Two years ago, a contract game tester named Hannah (not her real name) had a harrowing experience that led her to quit her dream job at Nintendo of America after nearly a decade. Several employees had created a group chat on Nintendo’s Microsoft Teams server called “The Laughing Zone.” It was supposed to be a lighthearted place for coworkers to share memes with one another. That changed when a male translator was added to the group. Soon, he posted Reddit screenshots about why Vaporeon was the best Pokémon to have sex with. Hannah was disgusted by the explicit descriptions. When the conversation turned to Genshin Impact, the translator posted a gif of Paimon, a child character in the game. He posted about how it’s okay to be sexually attracted to Paimon despite the character’s childlike appearance, voice, and personality. Hannah screenshotted the sexual comments and attempted to escalate the situation with Aerotek, the staffing company she was contracted under while working at the Redmond, Washington headquarters.

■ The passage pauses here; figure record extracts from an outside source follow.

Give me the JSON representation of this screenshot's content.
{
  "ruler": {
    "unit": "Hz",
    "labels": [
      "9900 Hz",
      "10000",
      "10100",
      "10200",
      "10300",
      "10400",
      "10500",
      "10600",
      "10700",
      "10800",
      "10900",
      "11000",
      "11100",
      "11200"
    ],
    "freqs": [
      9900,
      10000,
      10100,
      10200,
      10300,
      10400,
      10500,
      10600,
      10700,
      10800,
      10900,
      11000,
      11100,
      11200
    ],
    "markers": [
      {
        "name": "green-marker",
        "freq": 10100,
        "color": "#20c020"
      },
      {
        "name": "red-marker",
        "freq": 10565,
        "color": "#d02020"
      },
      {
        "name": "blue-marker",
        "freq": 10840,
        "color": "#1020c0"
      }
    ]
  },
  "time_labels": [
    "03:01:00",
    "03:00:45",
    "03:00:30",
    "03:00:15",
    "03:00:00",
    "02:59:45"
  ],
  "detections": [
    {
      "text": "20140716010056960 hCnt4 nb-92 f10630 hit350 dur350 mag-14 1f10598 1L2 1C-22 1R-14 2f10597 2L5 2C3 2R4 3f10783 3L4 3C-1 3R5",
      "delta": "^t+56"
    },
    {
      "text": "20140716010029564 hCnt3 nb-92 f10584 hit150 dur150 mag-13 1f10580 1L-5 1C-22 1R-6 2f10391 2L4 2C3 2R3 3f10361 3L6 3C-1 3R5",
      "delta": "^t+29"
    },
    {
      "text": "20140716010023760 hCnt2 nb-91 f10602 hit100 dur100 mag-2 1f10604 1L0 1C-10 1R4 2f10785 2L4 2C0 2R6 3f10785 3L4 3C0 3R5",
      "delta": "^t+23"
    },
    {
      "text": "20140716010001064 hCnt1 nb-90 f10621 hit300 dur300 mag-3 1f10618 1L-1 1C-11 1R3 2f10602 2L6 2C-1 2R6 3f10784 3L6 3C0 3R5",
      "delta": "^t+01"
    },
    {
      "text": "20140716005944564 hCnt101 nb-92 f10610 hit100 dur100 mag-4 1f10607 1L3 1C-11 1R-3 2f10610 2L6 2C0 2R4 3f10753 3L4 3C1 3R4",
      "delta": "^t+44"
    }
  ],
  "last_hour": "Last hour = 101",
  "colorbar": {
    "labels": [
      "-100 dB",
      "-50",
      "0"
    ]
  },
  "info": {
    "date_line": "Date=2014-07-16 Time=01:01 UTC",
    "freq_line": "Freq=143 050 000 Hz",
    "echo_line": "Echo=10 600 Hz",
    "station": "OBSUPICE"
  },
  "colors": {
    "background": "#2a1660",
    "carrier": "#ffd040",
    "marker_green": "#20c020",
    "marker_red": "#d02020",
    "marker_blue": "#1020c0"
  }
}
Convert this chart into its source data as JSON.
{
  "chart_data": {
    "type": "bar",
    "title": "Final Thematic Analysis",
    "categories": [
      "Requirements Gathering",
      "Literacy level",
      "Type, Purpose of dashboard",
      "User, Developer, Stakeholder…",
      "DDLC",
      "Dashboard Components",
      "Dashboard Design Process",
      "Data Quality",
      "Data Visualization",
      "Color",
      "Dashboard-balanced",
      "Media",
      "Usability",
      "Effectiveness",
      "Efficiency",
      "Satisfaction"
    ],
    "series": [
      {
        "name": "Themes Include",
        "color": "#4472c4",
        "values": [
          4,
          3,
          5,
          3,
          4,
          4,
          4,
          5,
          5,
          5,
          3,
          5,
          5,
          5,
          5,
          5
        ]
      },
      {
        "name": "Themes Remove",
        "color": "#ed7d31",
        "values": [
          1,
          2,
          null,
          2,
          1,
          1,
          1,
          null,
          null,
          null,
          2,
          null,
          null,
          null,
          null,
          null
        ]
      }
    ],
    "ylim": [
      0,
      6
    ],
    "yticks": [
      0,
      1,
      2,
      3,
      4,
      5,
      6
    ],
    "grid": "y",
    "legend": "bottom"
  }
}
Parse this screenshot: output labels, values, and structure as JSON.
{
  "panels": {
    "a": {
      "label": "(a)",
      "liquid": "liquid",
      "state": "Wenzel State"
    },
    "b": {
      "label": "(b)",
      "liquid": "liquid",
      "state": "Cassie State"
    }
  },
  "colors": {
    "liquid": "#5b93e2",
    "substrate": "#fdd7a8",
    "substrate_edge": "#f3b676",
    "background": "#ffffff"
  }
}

“Nintendo was almost like a nightmare. It’s sad because I love Nintendo; I grew up with Nintendo. I was so excited to join Nintendo when I first got there, and I thought I was going somewhere,” said Hannah. “I had my supervisors telling me I was doing such a good job.” But by reporting the incident, she had set off a chain of events that led her to quit her job testing Nintendo’s games.
The problem was that women were both underrepresented among contractors, but also not often hired into full time roles. Five sources who worked at Nintendo estimated that the percentage of women contractors in testing hovered at around 10 percent (based on the head-counts on their own teams). In some projects that sources worked on with several dozen team members, women on the team would number in the single digits. This discrepancy can be explained by the fact that many Nintendo games were not tested by staff who were classified as Nintendo employees. They were employees who worked under the contracting company Aerotek. But even among full time employees, 37 percent of Nintendo of America’s salaried employees are women, and only 23.7 percent of its managers are women globally.
Hannah also told Kotaku that she struggled to assert her financial worth while testing Nintendo’s games. After working at Nintendo for nine years, she found out a more junior male contractor in her testing department was making $19 an hour while she was making $16. She asked Aerotek what she could do to close the wage gap and fought for a pay increase for several weeks before she finally landed at $18. One woman said she stayed at the same base wage for six years until she got a higher offer elsewhere and threatened to leave. Another woman was offered double her current pay when at a different company.